SURE Reports on Resiliency Modeling and Simulations Work
SURE Meets at NSA, Reports on Resiliency Modeling and Simulations Work
On November 4, 2016, researchers from the Science of SecUre and REsilient for Cyber-Physical Systems (SURE) project at Vanderbilt University met with members of NSA’s Trusted Research Directorate for an annual review. The SURE project addresses the question of how to design systems that are resilient despite significant decentralization of resources and decision-making. The NSA-funded project is aimed at improving scientific understanding of resiliency in cyber physical systems (CPS).
According to Xenofon Koutsoukos, Professor of Electrical Engineering and Computer Science in the Institute for Software Integrated Systems (ISIS) at Vanderbilt University and the Principle Investigator (PI) for SURE, the main research thrusts are hierarchical coordination and control, the science of decentralized security, reliable and practical reasoning about secure computation and communication in networks, evaluation and testing using models and simulations, and education and outreach. Accomplishments for this year include better tools for addressing CPS resilience and security and decentralized security; resilient dynamic adaptation for recovering from cyber attacks; integrative methods for resilient CPS operations under complex attacks; sequential games; improvements in the SURE testbed and increased scalability.
Demonstrations of SURE’s cloud-based testbed were presented.

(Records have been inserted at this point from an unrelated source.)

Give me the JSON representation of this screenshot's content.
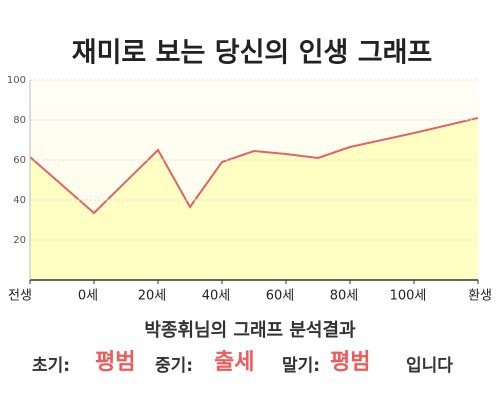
{
  "chart_data": {
    "type": "area",
    "title": "재미로 보는 당신의 인생 그래프",
    "x": [
      -20,
      0,
      20,
      30,
      40,
      50,
      60,
      70,
      80,
      100,
      120
    ],
    "values": [
      61.5,
      33.5,
      65,
      36.5,
      59,
      64.5,
      63,
      61,
      66.5,
      73.5,
      81
    ],
    "color": "#e06464",
    "fill": "#ffffc4",
    "xlim": [
      -20,
      120
    ],
    "xticks": [
      {
        "value": -20,
        "label": "전생"
      },
      {
        "value": 0,
        "label": "0세"
      },
      {
        "value": 20,
        "label": "20세"
      },
      {
        "value": 40,
        "label": "40세"
      },
      {
        "value": 60,
        "label": "60세"
      },
      {
        "value": 80,
        "label": "80세"
      },
      {
        "value": 100,
        "label": "100세"
      },
      {
        "value": 120,
        "label": "환생"
      }
    ],
    "ylim": [
      0,
      100
    ],
    "yticks": [
      20,
      40,
      60,
      80,
      100
    ],
    "grid": true
  },
  "result": {
    "heading": "박종휘님의 그래프 분석결과",
    "early_label": "초기:",
    "early": "평범",
    "middle_label": "중기:",
    "middle": "출세",
    "late_label": "말기:",
    "late": "평범",
    "ending": "입니다"
  }
}
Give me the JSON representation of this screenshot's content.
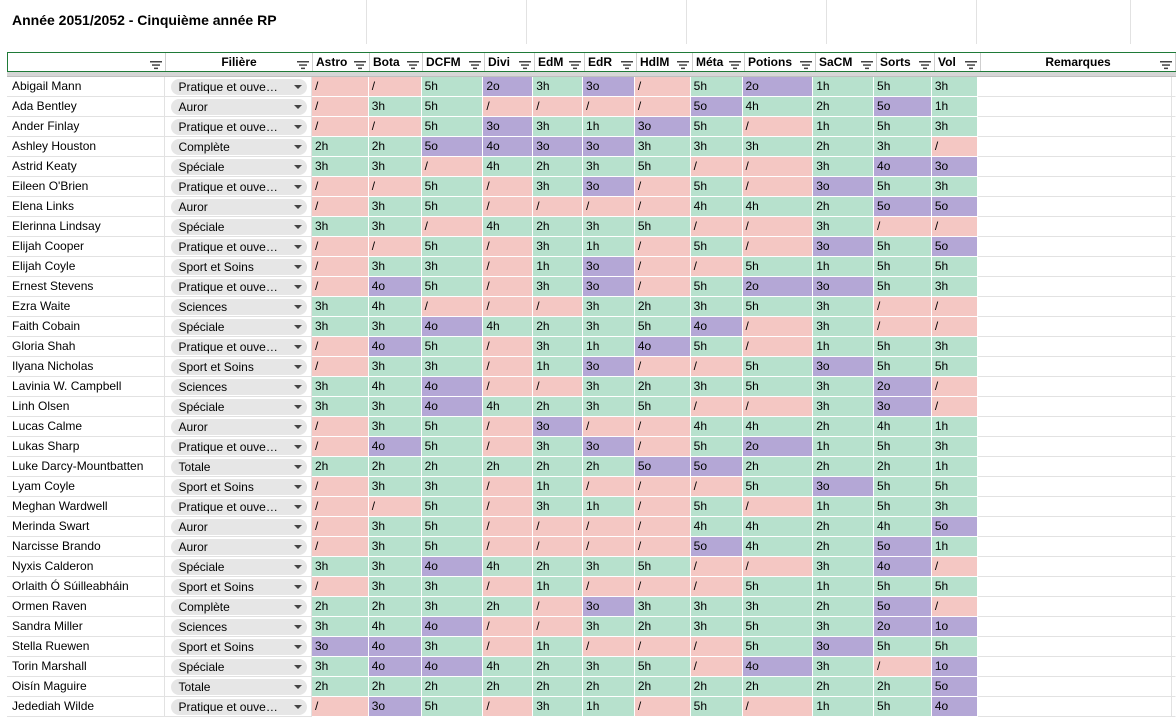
{
  "title": "Année 2051/2052 - Cinquième année RP",
  "colors": {
    "h": "#b7e1cd",
    "o": "#b4a7d6",
    "slash": "#f4c7c3",
    "header_border": "#1f7a38"
  },
  "columns": [
    {
      "key": "name",
      "label": "",
      "w": 159,
      "center": false
    },
    {
      "key": "fil",
      "label": "Filière",
      "w": 147,
      "center": true
    },
    {
      "key": "astro",
      "label": "Astro",
      "w": 57
    },
    {
      "key": "bota",
      "label": "Bota",
      "w": 53
    },
    {
      "key": "dcfm",
      "label": "DCFM",
      "w": 62
    },
    {
      "key": "divi",
      "label": "Divi",
      "w": 50
    },
    {
      "key": "edm",
      "label": "EdM",
      "w": 50
    },
    {
      "key": "edr",
      "label": "EdR",
      "w": 52
    },
    {
      "key": "hdlm",
      "label": "HdlM",
      "w": 56
    },
    {
      "key": "meta",
      "label": "Méta",
      "w": 52
    },
    {
      "key": "potions",
      "label": "Potions",
      "w": 71
    },
    {
      "key": "sacm",
      "label": "SaCM",
      "w": 61
    },
    {
      "key": "sorts",
      "label": "Sorts",
      "w": 58
    },
    {
      "key": "vol",
      "label": "Vol",
      "w": 46
    },
    {
      "key": "rem",
      "label": "Remarques",
      "w": 195,
      "center": true
    }
  ],
  "rows": [
    {
      "name": "Abigail Mann",
      "fil": "Pratique et ouve…",
      "g": [
        "/",
        "/",
        "5h",
        "2o",
        "3h",
        "3o",
        "/",
        "5h",
        "2o",
        "1h",
        "5h",
        "3h"
      ]
    },
    {
      "name": "Ada Bentley",
      "fil": "Auror",
      "g": [
        "/",
        "3h",
        "5h",
        "/",
        "/",
        "/",
        "/",
        "5o",
        "4h",
        "2h",
        "5o",
        "1h"
      ]
    },
    {
      "name": "Ander Finlay",
      "fil": "Pratique et ouve…",
      "g": [
        "/",
        "/",
        "5h",
        "3o",
        "3h",
        "1h",
        "3o",
        "5h",
        "/",
        "1h",
        "5h",
        "3h"
      ]
    },
    {
      "name": "Ashley Houston",
      "fil": "Complète",
      "g": [
        "2h",
        "2h",
        "5o",
        "4o",
        "3o",
        "3o",
        "3h",
        "3h",
        "3h",
        "2h",
        "3h",
        "/"
      ]
    },
    {
      "name": "Astrid Keaty",
      "fil": "Spéciale",
      "g": [
        "3h",
        "3h",
        "/",
        "4h",
        "2h",
        "3h",
        "5h",
        "/",
        "/",
        "3h",
        "4o",
        "3o"
      ]
    },
    {
      "name": "Eileen O'Brien",
      "fil": "Pratique et ouve…",
      "g": [
        "/",
        "/",
        "5h",
        "/",
        "3h",
        "3o",
        "/",
        "5h",
        "/",
        "3o",
        "5h",
        "3h"
      ]
    },
    {
      "name": "Elena Links",
      "fil": "Auror",
      "g": [
        "/",
        "3h",
        "5h",
        "/",
        "/",
        "/",
        "/",
        "4h",
        "4h",
        "2h",
        "5o",
        "5o"
      ]
    },
    {
      "name": "Elerinna Lindsay",
      "fil": "Spéciale",
      "g": [
        "3h",
        "3h",
        "/",
        "4h",
        "2h",
        "3h",
        "5h",
        "/",
        "/",
        "3h",
        "/",
        "/"
      ]
    },
    {
      "name": "Elijah Cooper",
      "fil": "Pratique et ouve…",
      "g": [
        "/",
        "/",
        "5h",
        "/",
        "3h",
        "1h",
        "/",
        "5h",
        "/",
        "3o",
        "5h",
        "5o"
      ]
    },
    {
      "name": "Elijah Coyle",
      "fil": "Sport et Soins",
      "g": [
        "/",
        "3h",
        "3h",
        "/",
        "1h",
        "3o",
        "/",
        "/",
        "5h",
        "1h",
        "5h",
        "5h"
      ]
    },
    {
      "name": "Ernest Stevens",
      "fil": "Pratique et ouve…",
      "g": [
        "/",
        "4o",
        "5h",
        "/",
        "3h",
        "3o",
        "/",
        "5h",
        "2o",
        "3o",
        "5h",
        "3h"
      ]
    },
    {
      "name": "Ezra Waite",
      "fil": "Sciences",
      "g": [
        "3h",
        "4h",
        "/",
        "/",
        "/",
        "3h",
        "2h",
        "3h",
        "5h",
        "3h",
        "/",
        "/"
      ]
    },
    {
      "name": "Faith Cobain",
      "fil": "Spéciale",
      "g": [
        "3h",
        "3h",
        "4o",
        "4h",
        "2h",
        "3h",
        "5h",
        "4o",
        "/",
        "3h",
        "/",
        "/"
      ]
    },
    {
      "name": "Gloria Shah",
      "fil": "Pratique et ouve…",
      "g": [
        "/",
        "4o",
        "5h",
        "/",
        "3h",
        "1h",
        "4o",
        "5h",
        "/",
        "1h",
        "5h",
        "3h"
      ]
    },
    {
      "name": "Ilyana Nicholas",
      "fil": "Sport et Soins",
      "g": [
        "/",
        "3h",
        "3h",
        "/",
        "1h",
        "3o",
        "/",
        "/",
        "5h",
        "3o",
        "5h",
        "5h"
      ]
    },
    {
      "name": "Lavinia W. Campbell",
      "fil": "Sciences",
      "g": [
        "3h",
        "4h",
        "4o",
        "/",
        "/",
        "3h",
        "2h",
        "3h",
        "5h",
        "3h",
        "2o",
        "/"
      ]
    },
    {
      "name": "Linh Olsen",
      "fil": "Spéciale",
      "g": [
        "3h",
        "3h",
        "4o",
        "4h",
        "2h",
        "3h",
        "5h",
        "/",
        "/",
        "3h",
        "3o",
        "/"
      ]
    },
    {
      "name": "Lucas Calme",
      "fil": "Auror",
      "g": [
        "/",
        "3h",
        "5h",
        "/",
        "3o",
        "/",
        "/",
        "4h",
        "4h",
        "2h",
        "4h",
        "1h"
      ]
    },
    {
      "name": "Lukas Sharp",
      "fil": "Pratique et ouve…",
      "g": [
        "/",
        "4o",
        "5h",
        "/",
        "3h",
        "3o",
        "/",
        "5h",
        "2o",
        "1h",
        "5h",
        "3h"
      ]
    },
    {
      "name": "Luke Darcy-Mountbatten",
      "fil": "Totale",
      "g": [
        "2h",
        "2h",
        "2h",
        "2h",
        "2h",
        "2h",
        "5o",
        "5o",
        "2h",
        "2h",
        "2h",
        "1h"
      ]
    },
    {
      "name": "Lyam Coyle",
      "fil": "Sport et Soins",
      "g": [
        "/",
        "3h",
        "3h",
        "/",
        "1h",
        "/",
        "/",
        "/",
        "5h",
        "3o",
        "5h",
        "5h"
      ]
    },
    {
      "name": "Meghan Wardwell",
      "fil": "Pratique et ouve…",
      "g": [
        "/",
        "/",
        "5h",
        "/",
        "3h",
        "1h",
        "/",
        "5h",
        "/",
        "1h",
        "5h",
        "3h"
      ]
    },
    {
      "name": "Merinda Swart",
      "fil": "Auror",
      "g": [
        "/",
        "3h",
        "5h",
        "/",
        "/",
        "/",
        "/",
        "4h",
        "4h",
        "2h",
        "4h",
        "5o"
      ]
    },
    {
      "name": "Narcisse Brando",
      "fil": "Auror",
      "g": [
        "/",
        "3h",
        "5h",
        "/",
        "/",
        "/",
        "/",
        "5o",
        "4h",
        "2h",
        "5o",
        "1h"
      ]
    },
    {
      "name": "Nyxis Calderon",
      "fil": "Spéciale",
      "g": [
        "3h",
        "3h",
        "4o",
        "4h",
        "2h",
        "3h",
        "5h",
        "/",
        "/",
        "3h",
        "4o",
        "/"
      ]
    },
    {
      "name": "Orlaith Ó Súilleabháin",
      "fil": "Sport et Soins",
      "g": [
        "/",
        "3h",
        "3h",
        "/",
        "1h",
        "/",
        "/",
        "/",
        "5h",
        "1h",
        "5h",
        "5h"
      ]
    },
    {
      "name": "Ormen Raven",
      "fil": "Complète",
      "g": [
        "2h",
        "2h",
        "3h",
        "2h",
        "/",
        "3o",
        "3h",
        "3h",
        "3h",
        "2h",
        "5o",
        "/"
      ]
    },
    {
      "name": "Sandra Miller",
      "fil": "Sciences",
      "g": [
        "3h",
        "4h",
        "4o",
        "/",
        "/",
        "3h",
        "2h",
        "3h",
        "5h",
        "3h",
        "2o",
        "1o"
      ]
    },
    {
      "name": "Stella Ruewen",
      "fil": "Sport et Soins",
      "g": [
        "3o",
        "4o",
        "3h",
        "/",
        "1h",
        "/",
        "/",
        "/",
        "5h",
        "3o",
        "5h",
        "5h"
      ]
    },
    {
      "name": "Torin Marshall",
      "fil": "Spéciale",
      "g": [
        "3h",
        "4o",
        "4o",
        "4h",
        "2h",
        "3h",
        "5h",
        "/",
        "4o",
        "3h",
        "/",
        "1o"
      ]
    },
    {
      "name": "Oisín Maguire",
      "fil": "Totale",
      "g": [
        "2h",
        "2h",
        "2h",
        "2h",
        "2h",
        "2h",
        "2h",
        "2h",
        "2h",
        "2h",
        "2h",
        "5o"
      ]
    },
    {
      "name": "Jedediah Wilde",
      "fil": "Pratique et ouve…",
      "g": [
        "/",
        "3o",
        "5h",
        "/",
        "3h",
        "1h",
        "/",
        "5h",
        "/",
        "1h",
        "5h",
        "4o"
      ]
    }
  ]
}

The first was decentralized security in adversarial settings. Peter Volgyesi presented on “Adversary Models in Designing and Evaluating CPS Security and Resilience.” Using a well-known CPS domain, traffic monitoring and control and existing simulation tools, his research project used machine learning to develop a Stochastic map-level demand model, and was able to detect unexpected patterns using Gaussian multivariate distributions. His work enabled him to study both integrity and distributed denial of service attacks on the transportation infrastructure using the Vanderbilt campus road system as a model.
The second demonstration illustrated the effects of tampering with traffic signal control’s evaluation of vulnerability of transportation networks. The overall utility of the testbed is to provide experimental validation of attack models. Himanshu Neema’s C2WT: “A Model-based and Scalable Integrated Simulation Testbed for Science of Security” described the architecture and use of the Command and Control Wind Tunnel (C2WT), a model based, scalable integrated testbed. Based on C2WT simulation models, configuration files are generated for the different simulation components that configure how the component is connected to the simulation using data flow, timing, and parameters. Federates have a common data model to be able to share data. The data model can be imported from domain specific models and domain specific models can be generated from data models. A library of models has been developed that includes DDoS and integrity attacks, delays, data corruption, and network manipulation.
Additional research projects on resiliency were presented covering both behavioral and technical subjects. Yevgeniy Vorobeychik covered “Resilient Closed Loop Control in Adversarial Settings.” Aron Laszka presented “Detection of Cyber-Attacks Against Traffic Control Integrity.” Bradley Potteiger described “A Hardware in the Loop Testbed for Evaluating and Measuring Security and Resilience in CPS.”
Other participants included Professor Janos Sztipanovits. Government representatives from the Air Force Research Labs also attended, as did representatives from the sponsoring agency, NSA.